Zelden viel er op een door Dorna belegde persconferentie groter nieuws te rapen dan vorige week zaterdag in Spielberg. Tenzij je als motorsportliefhebber vijf dagen incommunicado was, weet je dat er vanaf volgend jaar sprintraces worden gereden in de MotoGP. Concreet betekent dit, dat er op de zaterdag van elk raceweekend ‘gesprint’ wordt. Zo’n sprintrace gaat dan over de helft van de normale GP en ook de punten worden (ongeveer) gehalveerd.
De MotoGP is niet het eerste racekampioenschap dat een sprintrace introduceert. De MXGP begon er al mee in 2009 (toen de klasse officieel nog MX1 heette), het WK Superbike heeft sinds 2019 een superpole-race en de F1 introduceerde in 2021 sprintraces bij drie GP’s per jaar.

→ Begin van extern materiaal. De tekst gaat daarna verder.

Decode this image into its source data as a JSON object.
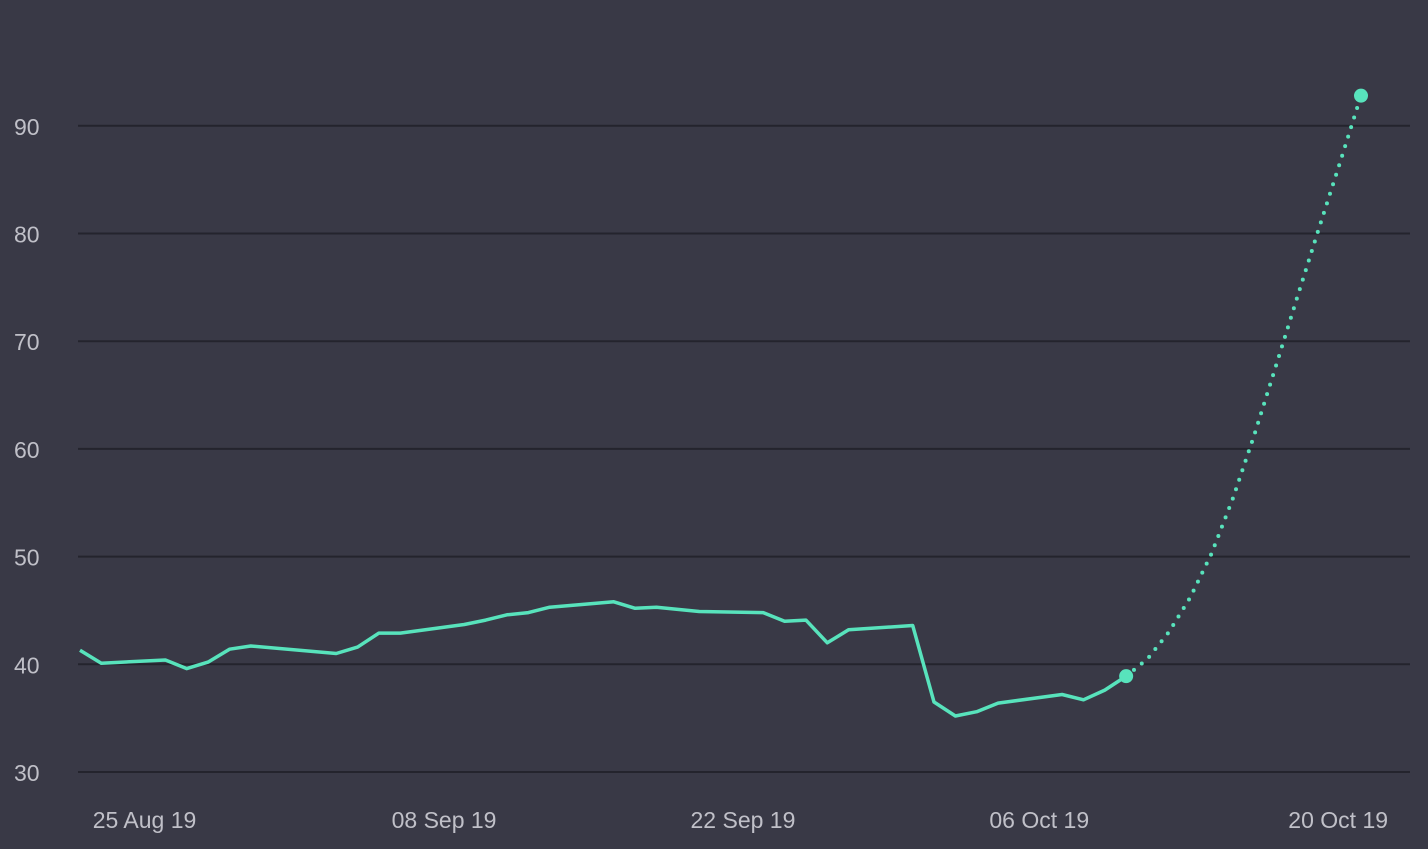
{
  "chart_data": {
    "type": "line",
    "colors": {
      "background": "#393946",
      "grid": "#24242d",
      "line": "#58e3bc",
      "tick_text": "#c0c0c8"
    },
    "grid": true,
    "x_axis": {
      "type": "date",
      "range": [
        "2019-08-23",
        "2019-10-23"
      ],
      "ticks": [
        {
          "date": "2019-08-25",
          "label": "25 Aug 19"
        },
        {
          "date": "2019-09-08",
          "label": "08 Sep 19"
        },
        {
          "date": "2019-09-22",
          "label": "22 Sep 19"
        },
        {
          "date": "2019-10-06",
          "label": "06 Oct 19"
        },
        {
          "date": "2019-10-20",
          "label": "20 Oct 19"
        }
      ]
    },
    "y_axis": {
      "range": [
        30,
        96
      ],
      "ticks": [
        30,
        40,
        50,
        60,
        70,
        80,
        90
      ]
    },
    "series": [
      {
        "style": "solid",
        "points": [
          [
            "2019-08-23",
            41.3
          ],
          [
            "2019-08-24",
            40.1
          ],
          [
            "2019-08-27",
            40.4
          ],
          [
            "2019-08-28",
            39.6
          ],
          [
            "2019-08-29",
            40.2
          ],
          [
            "2019-08-30",
            41.4
          ],
          [
            "2019-08-31",
            41.7
          ],
          [
            "2019-09-04",
            41.0
          ],
          [
            "2019-09-05",
            41.6
          ],
          [
            "2019-09-06",
            42.9
          ],
          [
            "2019-09-07",
            42.9
          ],
          [
            "2019-09-10",
            43.7
          ],
          [
            "2019-09-11",
            44.1
          ],
          [
            "2019-09-12",
            44.6
          ],
          [
            "2019-09-13",
            44.8
          ],
          [
            "2019-09-14",
            45.3
          ],
          [
            "2019-09-17",
            45.8
          ],
          [
            "2019-09-18",
            45.2
          ],
          [
            "2019-09-19",
            45.3
          ],
          [
            "2019-09-20",
            45.1
          ],
          [
            "2019-09-21",
            44.9
          ],
          [
            "2019-09-24",
            44.8
          ],
          [
            "2019-09-25",
            44.0
          ],
          [
            "2019-09-26",
            44.1
          ],
          [
            "2019-09-27",
            42.0
          ],
          [
            "2019-09-28",
            43.2
          ],
          [
            "2019-10-01",
            43.6
          ],
          [
            "2019-10-02",
            36.5
          ],
          [
            "2019-10-03",
            35.2
          ],
          [
            "2019-10-04",
            35.6
          ],
          [
            "2019-10-05",
            36.4
          ],
          [
            "2019-10-08",
            37.2
          ],
          [
            "2019-10-09",
            36.7
          ],
          [
            "2019-10-10",
            37.6
          ],
          [
            "2019-10-11",
            38.9
          ]
        ]
      },
      {
        "style": "dotted",
        "points": [
          [
            "2019-10-11",
            38.9
          ],
          [
            "2019-10-12",
            40.5
          ],
          [
            "2019-10-13",
            43.0
          ],
          [
            "2019-10-14",
            46.2
          ],
          [
            "2019-10-15",
            50.3
          ],
          [
            "2019-10-16",
            55.4
          ],
          [
            "2019-10-17",
            61.3
          ],
          [
            "2019-10-18",
            67.6
          ],
          [
            "2019-10-19",
            74.0
          ],
          [
            "2019-10-20",
            80.3
          ],
          [
            "2019-10-21",
            86.5
          ],
          [
            "2019-10-22",
            92.8
          ]
        ]
      }
    ],
    "markers": [
      [
        "2019-10-11",
        38.9
      ],
      [
        "2019-10-22",
        92.8
      ]
    ]
  }
}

Hoe je de voorbeelden hierboven ook bekijkt, allemaal hebben ze één ding gemeen, namelijk de tegenstand die ze oproepen. Vooral de ‘puristen’ zien sprintraces als de baarlijke duivel en zelfs ‘de veramerikanisering’ van hun geliefde sportdiscipline. In het geval van de F1 zou dat weleens kunnen kloppen want ’s werelds grootste autosportkampioenschap is nu in Amerikaanse handen. En toegegeven in de F1 waren de sprintraces, op die van Imola dit jaar na, tot nog toe niet veel soeps. Maar ik denk vooral dat de puristen niet goed weten onder welke noemer ze die sprintraces moeten vatten. Als een zuivere GP (in MotoGP, MXGP en F1) kan je ze zeker niet beschouwen. Een zege in een sprintrace komt dan ook niet echt op het palmares van een piloot, maar misschien moeten de wikipedia-historici – die overigens meestal goed werk leveren, waarvoor dank – ook maar eens de sprintrace-resultaten gaan bijhouden.